The book spends considerable time on the related questions of the distinctions between health and disease, and between treatment and enhancement. This is no doubt because one of the four authors is responsible for one of the most comprehensive analyses of health and normality in recent years. However, his work really deserves either its own book, or a shorter exposition in this one. The sections on these distinctions are also coloured, to a non-US reader, by an underlying attitude about the way in which healthcare is and should be delivered. You get the feeling that the authors ignore valid philosophical arguments because of the pressing requirement to fit their policy suggestions into the US healthcare framework.
In the second half of the book, the authors tackle the intriguing philosophical problem of reproductive choice and causing harm to future generations. It is often suggested that the negative effect on individual children of their parents' failure to use prenatal genetic tests cannot be calculated, since any child with a genetic disorder would necessarily not have been born had such tests been used. Instead, a healthy embryo with a different set of genes would have been conceived or implanted. The authors wade their way through this messy argument and emerge at the other side with a convincing set of policy recommendations to which I can't do justice in a short review.

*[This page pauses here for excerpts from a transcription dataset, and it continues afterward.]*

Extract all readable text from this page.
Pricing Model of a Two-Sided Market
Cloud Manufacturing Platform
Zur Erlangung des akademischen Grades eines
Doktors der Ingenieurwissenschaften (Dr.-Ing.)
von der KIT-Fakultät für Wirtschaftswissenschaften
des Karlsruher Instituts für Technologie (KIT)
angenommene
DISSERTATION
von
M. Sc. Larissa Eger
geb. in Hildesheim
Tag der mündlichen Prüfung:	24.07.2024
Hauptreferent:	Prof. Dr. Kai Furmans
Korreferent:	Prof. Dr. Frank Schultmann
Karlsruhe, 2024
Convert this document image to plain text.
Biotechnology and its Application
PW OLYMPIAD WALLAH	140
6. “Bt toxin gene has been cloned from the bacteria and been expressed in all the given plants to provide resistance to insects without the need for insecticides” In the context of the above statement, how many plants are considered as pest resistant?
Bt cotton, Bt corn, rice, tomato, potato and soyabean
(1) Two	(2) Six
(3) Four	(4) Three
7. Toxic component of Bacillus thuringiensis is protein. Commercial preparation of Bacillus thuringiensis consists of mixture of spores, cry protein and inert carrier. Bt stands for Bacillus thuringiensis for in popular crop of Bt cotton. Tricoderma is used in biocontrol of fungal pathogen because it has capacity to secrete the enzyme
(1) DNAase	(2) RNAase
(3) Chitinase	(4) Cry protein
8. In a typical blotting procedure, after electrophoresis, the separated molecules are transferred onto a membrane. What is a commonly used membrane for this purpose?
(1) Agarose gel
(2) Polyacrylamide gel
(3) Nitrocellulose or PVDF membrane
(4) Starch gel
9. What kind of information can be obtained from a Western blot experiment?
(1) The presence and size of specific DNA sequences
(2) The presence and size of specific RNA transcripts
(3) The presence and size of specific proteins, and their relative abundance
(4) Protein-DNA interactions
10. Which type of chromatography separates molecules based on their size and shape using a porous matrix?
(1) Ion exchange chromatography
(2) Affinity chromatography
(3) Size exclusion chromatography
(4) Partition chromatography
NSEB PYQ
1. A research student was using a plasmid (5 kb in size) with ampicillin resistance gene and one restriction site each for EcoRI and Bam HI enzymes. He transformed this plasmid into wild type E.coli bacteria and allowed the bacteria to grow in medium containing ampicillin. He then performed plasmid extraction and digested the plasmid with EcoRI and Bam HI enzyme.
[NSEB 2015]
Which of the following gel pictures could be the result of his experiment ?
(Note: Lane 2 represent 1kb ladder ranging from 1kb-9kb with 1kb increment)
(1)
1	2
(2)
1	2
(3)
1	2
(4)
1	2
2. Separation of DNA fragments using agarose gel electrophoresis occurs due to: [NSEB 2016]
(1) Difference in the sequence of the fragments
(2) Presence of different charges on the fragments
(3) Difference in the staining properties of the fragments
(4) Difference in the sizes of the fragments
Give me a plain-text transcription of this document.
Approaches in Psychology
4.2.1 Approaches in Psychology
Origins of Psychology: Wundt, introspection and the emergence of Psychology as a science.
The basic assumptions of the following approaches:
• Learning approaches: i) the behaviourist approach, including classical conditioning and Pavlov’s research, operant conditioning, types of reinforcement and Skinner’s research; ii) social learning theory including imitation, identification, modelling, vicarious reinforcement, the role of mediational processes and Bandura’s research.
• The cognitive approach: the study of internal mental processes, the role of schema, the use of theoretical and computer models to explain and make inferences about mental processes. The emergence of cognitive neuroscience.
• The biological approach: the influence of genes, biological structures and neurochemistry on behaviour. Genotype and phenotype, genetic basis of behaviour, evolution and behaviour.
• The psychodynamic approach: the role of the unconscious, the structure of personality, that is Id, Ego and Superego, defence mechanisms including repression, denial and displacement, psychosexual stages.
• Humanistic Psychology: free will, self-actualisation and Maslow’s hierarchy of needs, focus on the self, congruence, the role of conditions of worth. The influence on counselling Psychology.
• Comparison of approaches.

A noticeable feature of almost all 'popular' science books that concern themselves with human genetics is the tendency to pose a series of dramatic ethical questions at the end of a chapter, without offering an answer to any of them. From Chance to Choice is one of few books that sets out to look deep into the heart of these dilemmas, to understand why they arise, and to suggest answers based on clear and thorough reasoning. As such, whether you agree with the final policy recommendations or not, it is a vital and important addition to the morass of frequently superficial 'popular' writing that is spreading its way across genetics. Tor Lezemore works in the bioethics field for the Nuffield Council, the UK's only independent national bioethics council. She has a Philosophy degree from the University of Cambridge and an MA in Medical Ethics and Law from Kings College London.